HR, 26-02-2016, nr. 15/02210
ECLI:NL:HR:2016:327
- Instantie
Hoge Raad
- Datum
26-02-2016
- Zaaknummer
15/02210
- Vakgebied(en)
Belastingrecht algemeen (V)
- Brondocumenten en formele relaties
ECLI:NL:HR:2016:327, Uitspraak, Hoge Raad, 26‑02‑2016; (Artikel 81 RO-zaken, Cassatie)

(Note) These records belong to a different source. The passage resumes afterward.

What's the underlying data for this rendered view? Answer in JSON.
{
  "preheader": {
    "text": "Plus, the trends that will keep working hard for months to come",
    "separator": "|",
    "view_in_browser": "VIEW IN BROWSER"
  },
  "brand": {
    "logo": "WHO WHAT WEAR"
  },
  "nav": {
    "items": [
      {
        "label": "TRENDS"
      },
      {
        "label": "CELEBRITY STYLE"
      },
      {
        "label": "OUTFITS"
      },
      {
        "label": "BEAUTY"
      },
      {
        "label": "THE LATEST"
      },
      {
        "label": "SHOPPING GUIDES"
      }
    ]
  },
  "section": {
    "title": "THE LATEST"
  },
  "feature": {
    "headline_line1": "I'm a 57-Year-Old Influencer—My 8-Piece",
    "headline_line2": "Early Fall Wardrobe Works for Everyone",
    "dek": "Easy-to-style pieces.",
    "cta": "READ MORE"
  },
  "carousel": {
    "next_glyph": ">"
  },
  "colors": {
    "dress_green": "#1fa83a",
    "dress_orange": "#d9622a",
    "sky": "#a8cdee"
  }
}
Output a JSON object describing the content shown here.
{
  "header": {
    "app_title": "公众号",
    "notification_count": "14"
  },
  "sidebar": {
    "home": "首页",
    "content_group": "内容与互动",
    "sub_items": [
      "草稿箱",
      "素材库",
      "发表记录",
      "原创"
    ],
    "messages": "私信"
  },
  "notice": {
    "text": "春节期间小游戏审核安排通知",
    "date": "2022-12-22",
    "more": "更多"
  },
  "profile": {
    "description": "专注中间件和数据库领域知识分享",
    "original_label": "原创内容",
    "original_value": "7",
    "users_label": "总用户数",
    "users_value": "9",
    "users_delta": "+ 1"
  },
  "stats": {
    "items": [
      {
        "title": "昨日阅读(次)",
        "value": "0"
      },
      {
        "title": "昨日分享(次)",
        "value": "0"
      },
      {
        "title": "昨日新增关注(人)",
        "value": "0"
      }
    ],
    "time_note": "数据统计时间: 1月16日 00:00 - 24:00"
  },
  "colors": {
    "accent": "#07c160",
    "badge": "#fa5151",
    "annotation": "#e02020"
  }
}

In sprongcassatie op: ECLI:NL:RBZWB:2015:2181
- Wetingang
- Vindplaatsen
NTFR 2016/738
Uitspraak 26‑02‑2016
Inhoudsindicatie
HR: 81.1 RO.
Partij(en)
26 februari 2016
Nr. 15/02210
Arrest
gewezen op het beroep in cassatie van [X] B.V. te [Z] (hierna: belanghebbende) tegen de uitspraak van de Rechtbank Zeeland-West-Brabant van 8 april 2015, nr. AWB 14/2885, betreffende de door belanghebbende op aangifte als pseudo-eindheffing hoog loon afgedragen loonbelasting over het tijdvak maart 2013.
1. Geding in cassatie
Belanghebbende heeft tegen de uitspraak van de Rechtbank beroep in cassatie ingesteld en daarbij een aantal middelen voorgesteld.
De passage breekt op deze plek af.